We gathered at a friend’s apartment to try out a variety of wines (each club member brings a bottle to share). The evening included a lot of sniffing deeply into wine glasses and swirling the juice of fermented grapes on our tongues to pick out the hidden flavors - a little raspberry or plum here, the scent of hot chocolate and smoke there. Along the way we nibbled on exotic snacks - spanish marcona almonds, a vegetable terrine, and baked camembert cheese with a balsamic reduction - and enjoyed feeling terribly sophisticated on otherwise ordinary Monday night.

The whole thing actually felt like a good Passover seder - it was relaxed and participatory, with people calling out interesting tidbits they found in the various “haggadot” we had available (Windows on the World Complete Wine Course and The Oxford Companion to Wine. And, of course, there were four - or maybe a few more - glasses of wine.
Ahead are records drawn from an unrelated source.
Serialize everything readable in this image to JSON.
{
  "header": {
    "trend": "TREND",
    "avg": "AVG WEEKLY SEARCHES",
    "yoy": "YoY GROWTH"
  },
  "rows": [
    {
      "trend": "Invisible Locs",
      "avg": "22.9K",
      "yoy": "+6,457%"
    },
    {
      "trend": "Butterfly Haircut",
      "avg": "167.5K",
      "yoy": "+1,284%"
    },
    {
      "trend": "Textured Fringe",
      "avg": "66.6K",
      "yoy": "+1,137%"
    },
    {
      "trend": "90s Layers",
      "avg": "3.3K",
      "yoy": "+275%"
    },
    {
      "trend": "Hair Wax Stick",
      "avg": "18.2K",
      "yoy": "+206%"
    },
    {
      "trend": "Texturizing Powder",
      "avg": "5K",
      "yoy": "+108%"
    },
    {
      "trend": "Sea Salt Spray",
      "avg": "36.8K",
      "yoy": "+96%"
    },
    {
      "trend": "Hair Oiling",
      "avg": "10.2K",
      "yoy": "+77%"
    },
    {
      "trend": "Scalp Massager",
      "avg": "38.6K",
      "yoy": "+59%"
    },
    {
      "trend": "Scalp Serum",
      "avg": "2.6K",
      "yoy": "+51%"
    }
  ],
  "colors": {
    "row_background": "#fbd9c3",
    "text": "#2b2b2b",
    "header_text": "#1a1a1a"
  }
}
A few of the folks in our midst have some wine knowledge - I once worked on an organic vineyard, another couple has traveled in Europe’s wine regions, and a third - our resident expert - works as a sommelier at a kosher restaurant in Brooklyn. But as the hour turned late and the the last drops of deep red liquid pooled in the bottom of our glasses, I realized that it didn’t really matter. We were there to taste wine, sure - but really the whole “wine club” thing is just another excuse to get together and hang out. And I’ll happily raise a glass to that.